C-Track or Tracker. I worked in the Telemetry industry for about 6 years (until about 2 years ago) and can say for sure that:

Netstar's units are as good as door stoppers
Mix Telematics focuses on big fleets with big trucks hence costly for a decent unit
Global Telematics (now PointerSA) also focuses on big fleets and costly for decent units

If you are cash strung, consider Bidtrack (from Bidvest) however, the cost will not be too far off from C-Track. All 3 of the preferred companies uses GPS over GPRS/GSM technologies rather than the shitty Scatter GPS that Mix telematics came out with on their low range units and the even worse RF Beacon tech that Netstar used.
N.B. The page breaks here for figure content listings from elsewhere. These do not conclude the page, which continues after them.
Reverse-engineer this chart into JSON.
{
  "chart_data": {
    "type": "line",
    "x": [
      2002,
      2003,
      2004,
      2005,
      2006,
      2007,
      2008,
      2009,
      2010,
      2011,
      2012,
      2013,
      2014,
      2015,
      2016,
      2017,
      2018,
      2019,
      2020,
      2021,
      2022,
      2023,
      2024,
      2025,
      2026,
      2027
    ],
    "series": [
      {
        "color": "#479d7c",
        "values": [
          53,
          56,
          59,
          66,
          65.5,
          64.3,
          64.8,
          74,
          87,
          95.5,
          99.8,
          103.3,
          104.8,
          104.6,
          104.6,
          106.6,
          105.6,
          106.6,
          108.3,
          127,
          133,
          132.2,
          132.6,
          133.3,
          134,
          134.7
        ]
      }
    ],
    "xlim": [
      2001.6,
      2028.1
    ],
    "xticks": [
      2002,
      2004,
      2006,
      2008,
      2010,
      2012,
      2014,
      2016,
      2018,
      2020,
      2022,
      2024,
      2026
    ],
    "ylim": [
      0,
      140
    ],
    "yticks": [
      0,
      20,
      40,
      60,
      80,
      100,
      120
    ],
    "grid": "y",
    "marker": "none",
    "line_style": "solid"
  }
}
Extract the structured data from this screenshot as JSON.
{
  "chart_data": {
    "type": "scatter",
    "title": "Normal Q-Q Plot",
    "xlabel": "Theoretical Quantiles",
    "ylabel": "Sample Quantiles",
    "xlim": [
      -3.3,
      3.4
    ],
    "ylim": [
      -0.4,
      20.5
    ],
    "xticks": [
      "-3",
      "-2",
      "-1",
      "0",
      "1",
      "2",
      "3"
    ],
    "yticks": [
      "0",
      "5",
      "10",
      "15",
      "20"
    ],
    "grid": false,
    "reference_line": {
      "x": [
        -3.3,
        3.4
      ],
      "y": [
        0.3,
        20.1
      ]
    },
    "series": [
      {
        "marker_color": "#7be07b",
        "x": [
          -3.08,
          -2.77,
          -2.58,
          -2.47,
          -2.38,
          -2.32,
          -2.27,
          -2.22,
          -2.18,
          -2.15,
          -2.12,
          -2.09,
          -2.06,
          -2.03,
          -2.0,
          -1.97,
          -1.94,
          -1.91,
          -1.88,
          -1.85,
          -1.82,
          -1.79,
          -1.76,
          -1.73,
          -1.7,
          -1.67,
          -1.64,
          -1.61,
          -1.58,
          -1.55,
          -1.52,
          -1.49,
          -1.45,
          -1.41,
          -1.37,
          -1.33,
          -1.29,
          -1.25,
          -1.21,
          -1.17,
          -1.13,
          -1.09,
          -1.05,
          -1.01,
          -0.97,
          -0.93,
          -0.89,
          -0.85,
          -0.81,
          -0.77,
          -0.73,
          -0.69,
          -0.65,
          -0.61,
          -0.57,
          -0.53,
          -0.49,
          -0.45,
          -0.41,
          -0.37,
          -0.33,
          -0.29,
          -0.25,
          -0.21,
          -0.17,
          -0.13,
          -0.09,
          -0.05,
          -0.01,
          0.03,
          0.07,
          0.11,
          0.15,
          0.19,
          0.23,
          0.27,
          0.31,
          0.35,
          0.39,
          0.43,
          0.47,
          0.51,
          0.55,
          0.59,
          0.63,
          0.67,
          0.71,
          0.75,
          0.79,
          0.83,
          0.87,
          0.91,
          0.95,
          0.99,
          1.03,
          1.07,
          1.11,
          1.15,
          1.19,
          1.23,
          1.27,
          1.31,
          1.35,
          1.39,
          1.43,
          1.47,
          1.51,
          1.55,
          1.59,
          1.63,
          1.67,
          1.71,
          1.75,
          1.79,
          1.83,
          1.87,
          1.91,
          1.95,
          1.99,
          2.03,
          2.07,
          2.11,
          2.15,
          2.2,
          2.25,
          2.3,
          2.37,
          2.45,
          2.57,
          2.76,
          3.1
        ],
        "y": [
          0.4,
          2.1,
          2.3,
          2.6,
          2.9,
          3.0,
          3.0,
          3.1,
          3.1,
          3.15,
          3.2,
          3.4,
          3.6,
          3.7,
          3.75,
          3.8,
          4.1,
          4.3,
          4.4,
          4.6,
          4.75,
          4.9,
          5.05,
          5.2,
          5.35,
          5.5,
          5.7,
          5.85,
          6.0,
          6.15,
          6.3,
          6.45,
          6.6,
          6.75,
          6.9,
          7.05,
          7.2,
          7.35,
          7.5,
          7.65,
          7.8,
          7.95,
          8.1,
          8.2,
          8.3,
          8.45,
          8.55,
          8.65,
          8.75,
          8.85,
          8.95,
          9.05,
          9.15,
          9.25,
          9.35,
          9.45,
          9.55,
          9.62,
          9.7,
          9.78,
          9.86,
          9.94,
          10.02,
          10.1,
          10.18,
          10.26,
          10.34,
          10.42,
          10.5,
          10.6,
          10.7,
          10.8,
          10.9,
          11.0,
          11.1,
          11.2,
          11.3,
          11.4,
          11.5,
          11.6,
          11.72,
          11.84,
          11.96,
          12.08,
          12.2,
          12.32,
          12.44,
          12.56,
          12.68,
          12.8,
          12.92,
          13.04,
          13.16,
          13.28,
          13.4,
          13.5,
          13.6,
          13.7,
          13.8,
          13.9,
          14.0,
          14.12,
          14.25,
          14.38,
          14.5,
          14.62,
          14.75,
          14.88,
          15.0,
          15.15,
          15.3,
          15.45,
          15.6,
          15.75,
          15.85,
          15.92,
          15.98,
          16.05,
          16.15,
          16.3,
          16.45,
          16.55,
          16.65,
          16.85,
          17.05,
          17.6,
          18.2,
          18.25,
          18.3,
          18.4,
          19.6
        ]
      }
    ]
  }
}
Just ask them for a unit that has user inputs and request a Quote to connect your car alarm system (probably connected to the siren with a 2 to 5 second debounce/delay) and you can get notified of break-ins too. 

Prices range between R140 to R350 p/m p/p depending on your requirements.


----------



## Comrad Juju (22/3/17)

Can I disagree and say we have a small fleet of 13 vehicles with mix and we pay R125 a month per vehicle


My main problem with them is the gps units/ imobilizers pops fuses and it takes ages for them to come out and sort the problem. Has happened to 5 of our vehicles to date and was installed by different technicians.

All different types of vehicles- ford, Hino, Isuzu, Mazda 


Sent from my iPhone using Tapatalk


----------